4/1/04

Israel and Yiddish

Robert Rosenberg's review in the Forward of Aharon Megged's Foiglman, a novel about a Yiddish poet in Israel, is not bad. The last paragraph, though, cries out for a bit of the old context sauce.

"A poet's homeland is his language," laments Foiglman toward the end of this brief, complex book. But this is too pat. A poet has no homeland: Language is but a small, wooden boat carrying one across the water. Yiddish was shattered beneath the perfect storm of Hitler, Nazism and hatred of the Jews — not by the resurgence of Hebrew, though that rebirth was accompanied by all the contradictory love and hatred of two siblings vying for their parents' love. The poignancy of "Foiglman" lies in its portrait of a castaway hanging onto the bow of that shattered vessel by the skin of his teeth, and the remorse it evokes in us, the onlookers, as we peer helplessly from the safety of shore.

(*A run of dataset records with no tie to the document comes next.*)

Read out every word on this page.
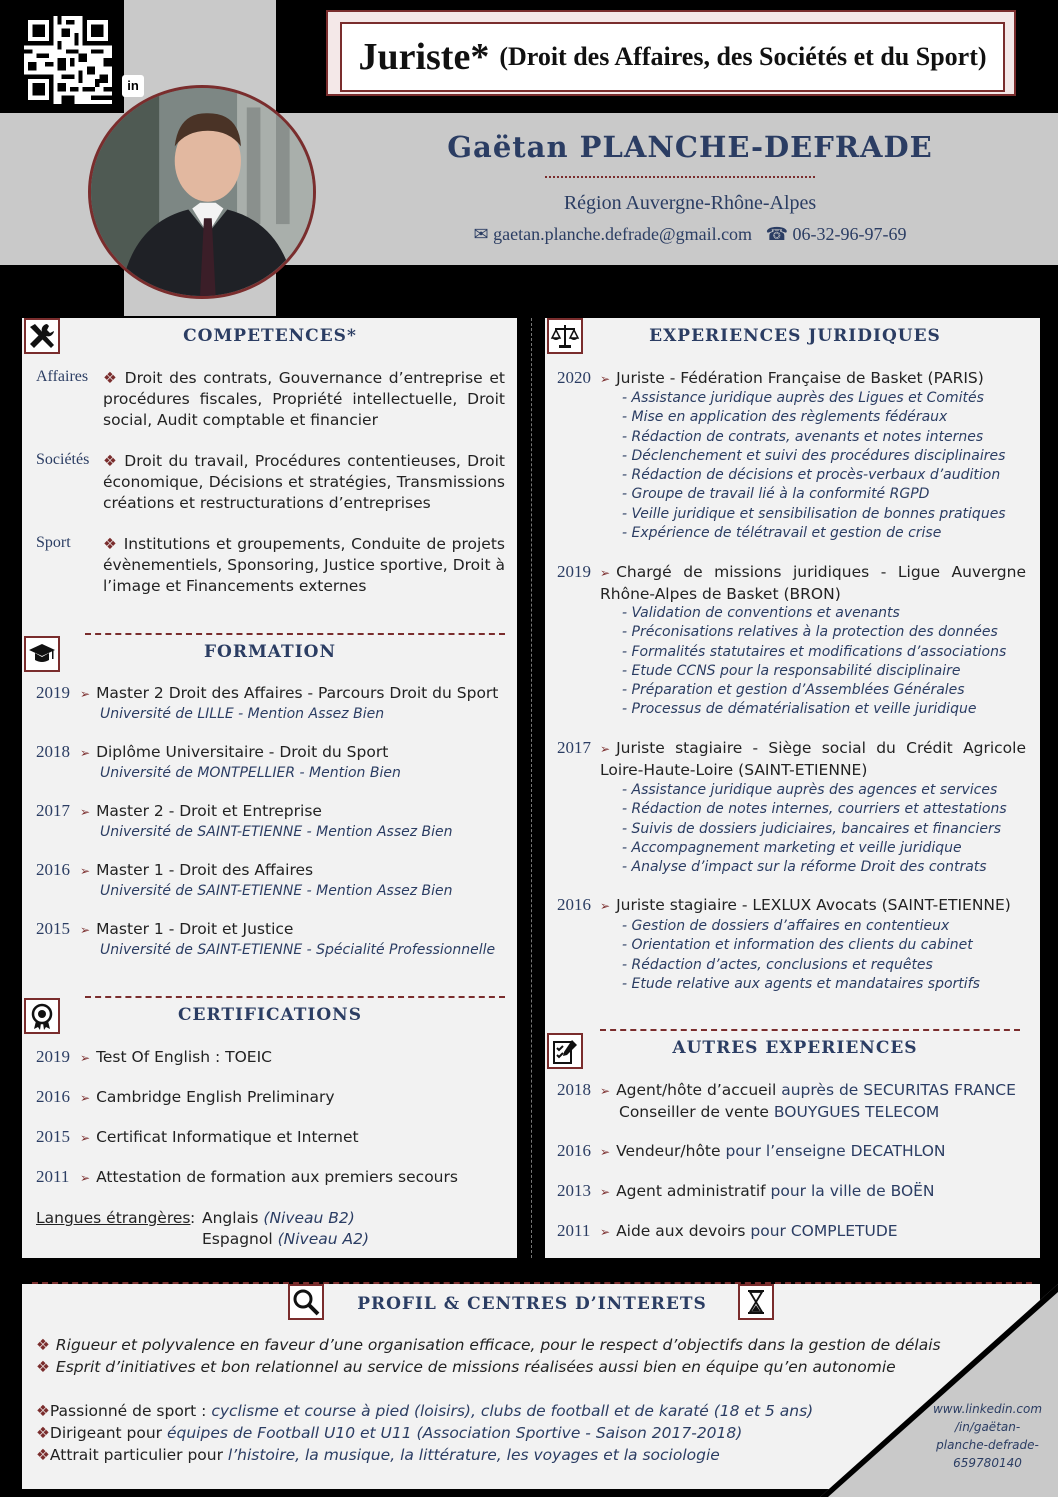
in
Juriste* (Droit des Affaires, des Sociétés et du Sport)
Gaëtan PLANCHE-DEFRADE
Région Auvergne-Rhône-Alpes
✉ gaetan.planche.defrade@gmail.com ☎ 06-32-96-97-69
COMPETENCES*
Affaires ❖ Droit des contrats, Gouvernance d’entreprise et procédures fiscales, Propriété intellectuelle, Droit social, Audit comptable et financier
Sociétés ❖ Droit du travail, Procédures contentieuses, Droit économique, Décisions et stratégies, Transmissions créations et restructurations d’entreprises
Sport ❖ Institutions et groupements, Conduite de projets évènementiels, Sponsoring, Justice sportive, Droit à l’image et Financements externes
FORMATION
2019 ➢ Master 2 Droit des Affaires - Parcours Droit du Sport
Université de LILLE - Mention Assez Bien
2018 ➢ Diplôme Universitaire - Droit du Sport
Université de MONTPELLIER - Mention Bien
2017 ➢ Master 2 - Droit et Entreprise
Université de SAINT-ETIENNE - Mention Assez Bien
2016 ➢ Master 1 - Droit des Affaires
Université de SAINT-ETIENNE - Mention Assez Bien
2015 ➢ Master 1 - Droit et Justice
Université de SAINT-ETIENNE - Spécialité Professionnelle
CERTIFICATIONS
2019 ➢ Test Of English : TOEIC
2016 ➢ Cambridge English Preliminary
2015 ➢ Certificat Informatique et Internet
2011 ➢ Attestation de formation aux premiers secours
Langues étrangères : Anglais (Niveau B2)
Espagnol (Niveau A2)
EXPERIENCES JURIDIQUES
2020 ➢ Juriste - Fédération Française de Basket (PARIS)
- Assistance juridique auprès des Ligues et Comités
- Mise en application des règlements fédéraux
- Rédaction de contrats, avenants et notes internes
- Déclenchement et suivi des procédures disciplinaires
- Rédaction de décisions et procès-verbaux d’audition
- Groupe de travail lié à la conformité RGPD
- Veille juridique et sensibilisation de bonnes pratiques
- Expérience de télétravail et gestion de crise
2019 ➢ Chargé de missions juridiques - Ligue Auvergne Rhône-Alpes de Basket (BRON)
- Validation de conventions et avenants
- Préconisations relatives à la protection des données
- Formalités statutaires et modifications d’associations
- Etude CCNS pour la responsabilité disciplinaire
- Préparation et gestion d’Assemblées Générales
- Processus de dématérialisation et veille juridique
2017 ➢ Juriste stagiaire - Siège social du Crédit Agricole Loire-Haute-Loire (SAINT-ETIENNE)
- Assistance juridique auprès des agences et services
- Rédaction de notes internes, courriers et attestations
- Suivis de dossiers judiciaires, bancaires et financiers
- Accompagnement marketing et veille juridique
- Analyse d’impact sur la réforme Droit des contrats
2016 ➢ Juriste stagiaire - LEXLUX Avocats (SAINT-ETIENNE)
- Gestion de dossiers d’affaires en contentieux
- Orientation et information des clients du cabinet
- Rédaction d’actes, conclusions et requêtes
- Etude relative aux agents et mandataires sportifs
AUTRES EXPERIENCES
2018 ➢ Agent/hôte d’accueil auprès de SECURITAS FRANCE
Conseiller de vente BOUYGUES TELECOM
2016 ➢ Vendeur/hôte pour l’enseigne DECATHLON
2013 ➢ Agent administratif pour la ville de BOËN
2011 ➢ Aide aux devoirs pour COMPLETUDE
PROFIL & CENTRES D’INTERETS
❖ Rigueur et polyvalence en faveur d’une organisation efficace, pour le respect d’objectifs dans la gestion de délais
❖ Esprit d’initiatives et bon relationnel au service de missions réalisées aussi bien en équipe qu’en autonomie
❖Passionné de sport : cyclisme et course à pied (loisirs), clubs de football et de karaté (18 et 5 ans)
❖Dirigeant pour équipes de Football U10 et U11 (Association Sportive - Saison 2017-2018)
❖Attrait particulier pour l’histoire, la musique, la littérature, les voyages et la sociologie
www.linkedin.com
/in/gaëtan-
planche-defrade-
659780140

Poignancy? Sure, I can go for that. Unfortunately, though, the truth about the shattering of Yiddish is even more depressing. Though Hitler's blow was determinative ("perfect storm," connoting an act of God, is certainly a strange description of the Final Solution), the post-war decline of Yiddish was aided by Yiddish-hating Jews themselves. None other than the government of Israel participated in the elimination of Yiddish culture. I'm not talking about the assimilation common to all transcultural ("melting pot") nationalisms, but about shuttering of publishing houses, laws designed to discourage Yiddish publishing, and silent acquiescence in gangs' destruction of Yiddish newspaper kiosks.

So the real story is not poignant, but tragic. Poignant is leaving your lover at the train station in Paris. Tragic is the mistakes made by your own people. Tragic is Jewish.